Although Smith et. al. agree that a rapid allocation of resources is necessary to facilitate prompt interventions, they fail to recognize government negligence and simply blame stagnation on a “weak economy” (Smith et. al. 1096-1097). In fact, health is Bangladesh’s second most corrupt sector (Lewis 14). This leads many of the citizens to pay most of their own healthcare needs in which out-of-pocket expenditure was 61% in 2011. (Ali et. al. 131). This means that the already destitute people of Bangladesh need to give up more than half of their hard-earned taka(money) on health services, when the government should be allocating more money to the public health sector in order to service the underserved and marginalized populations. In its current state, the Bangladeshi government is not equipped to better the healthcare system on its own in the public sector.
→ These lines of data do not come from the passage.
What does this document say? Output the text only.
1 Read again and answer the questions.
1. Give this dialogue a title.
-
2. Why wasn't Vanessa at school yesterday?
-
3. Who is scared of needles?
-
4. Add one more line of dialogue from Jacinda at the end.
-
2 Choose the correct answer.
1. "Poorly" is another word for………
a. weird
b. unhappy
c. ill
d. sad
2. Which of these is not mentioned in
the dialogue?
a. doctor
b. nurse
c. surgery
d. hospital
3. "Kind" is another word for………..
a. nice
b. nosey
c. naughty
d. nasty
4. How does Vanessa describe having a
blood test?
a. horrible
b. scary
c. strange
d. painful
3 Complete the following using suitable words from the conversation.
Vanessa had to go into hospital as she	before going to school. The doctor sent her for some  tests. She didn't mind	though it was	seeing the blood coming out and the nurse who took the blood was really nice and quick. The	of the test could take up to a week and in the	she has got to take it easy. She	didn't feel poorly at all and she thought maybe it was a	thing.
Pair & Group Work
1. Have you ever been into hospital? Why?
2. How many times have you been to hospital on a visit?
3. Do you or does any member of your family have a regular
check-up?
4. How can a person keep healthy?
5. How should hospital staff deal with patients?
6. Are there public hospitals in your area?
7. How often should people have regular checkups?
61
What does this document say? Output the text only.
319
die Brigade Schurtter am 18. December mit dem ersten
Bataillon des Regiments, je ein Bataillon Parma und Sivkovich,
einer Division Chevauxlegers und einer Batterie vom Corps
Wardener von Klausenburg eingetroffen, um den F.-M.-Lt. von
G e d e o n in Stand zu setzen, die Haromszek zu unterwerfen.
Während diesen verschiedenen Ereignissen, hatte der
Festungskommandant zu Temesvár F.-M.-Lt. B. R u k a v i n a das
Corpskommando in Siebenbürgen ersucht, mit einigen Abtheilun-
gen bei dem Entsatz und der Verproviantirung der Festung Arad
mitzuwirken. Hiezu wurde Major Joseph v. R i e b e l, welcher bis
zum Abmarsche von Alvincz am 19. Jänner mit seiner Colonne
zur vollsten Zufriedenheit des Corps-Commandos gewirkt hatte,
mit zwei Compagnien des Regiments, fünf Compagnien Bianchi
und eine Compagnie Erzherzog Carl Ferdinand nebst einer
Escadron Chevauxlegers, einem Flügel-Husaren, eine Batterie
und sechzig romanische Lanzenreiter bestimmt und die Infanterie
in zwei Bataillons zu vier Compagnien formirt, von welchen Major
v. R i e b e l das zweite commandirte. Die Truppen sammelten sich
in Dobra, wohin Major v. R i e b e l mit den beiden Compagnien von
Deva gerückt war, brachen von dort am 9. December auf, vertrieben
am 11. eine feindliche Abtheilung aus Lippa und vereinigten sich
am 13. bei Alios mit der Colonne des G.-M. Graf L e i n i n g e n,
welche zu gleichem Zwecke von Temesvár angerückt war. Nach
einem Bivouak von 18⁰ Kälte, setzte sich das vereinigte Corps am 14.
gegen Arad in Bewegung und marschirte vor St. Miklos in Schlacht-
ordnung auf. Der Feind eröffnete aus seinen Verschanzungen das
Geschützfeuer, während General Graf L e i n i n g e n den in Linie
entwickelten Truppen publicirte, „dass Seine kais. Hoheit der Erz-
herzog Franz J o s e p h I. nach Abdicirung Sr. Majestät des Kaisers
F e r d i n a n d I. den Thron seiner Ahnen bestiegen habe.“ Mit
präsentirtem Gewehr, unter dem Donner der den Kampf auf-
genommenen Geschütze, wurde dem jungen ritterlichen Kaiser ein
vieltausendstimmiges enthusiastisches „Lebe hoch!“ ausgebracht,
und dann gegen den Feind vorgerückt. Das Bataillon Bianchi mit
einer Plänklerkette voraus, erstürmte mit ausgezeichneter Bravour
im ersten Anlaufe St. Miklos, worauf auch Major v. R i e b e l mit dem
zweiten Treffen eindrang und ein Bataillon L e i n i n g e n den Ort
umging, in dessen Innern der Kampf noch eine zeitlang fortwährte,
The best way to facilitate rapid expansion in healthcare is investment from public and private sources. Subrahmanyam states, “governments have human resources and material but lack participatory approaches. NGOs(non-government agencies) and self help groups, conversely, are known for their flexibility, ability to reach the poor and to empower marginal groups, challenging gender-stereotypes, while advocating and implementing participatory development.” The government may have the resources, but they can’t access the rural areas the same way NGOs can, mainly due to gross corruption and mismanagement. If the government worked in conjunction with these organizations, Bangladesh can witness monumental impact.

In fact, the effects can be seen already. Structure is definitely needed in Bangladesh, where healthcare operates like the wild west with doctors selling out their services without restriction or regulation. Already, the country has, “a growing private sector primarily providing tertiary level health care services…Bangladesh still does not have a comprehensive health policy to strengthen the entire system”(Islam et. al. 366). The preliminary effects of the privatization of healthcare are only present on the tertiary level, which is medical school hospitals. Again, these healthcare facilities are only present in wealthy urban centers. If the private sector branched out and targeted a systemic, national takeover of healthcare, greater masses of people would be able to access basic services.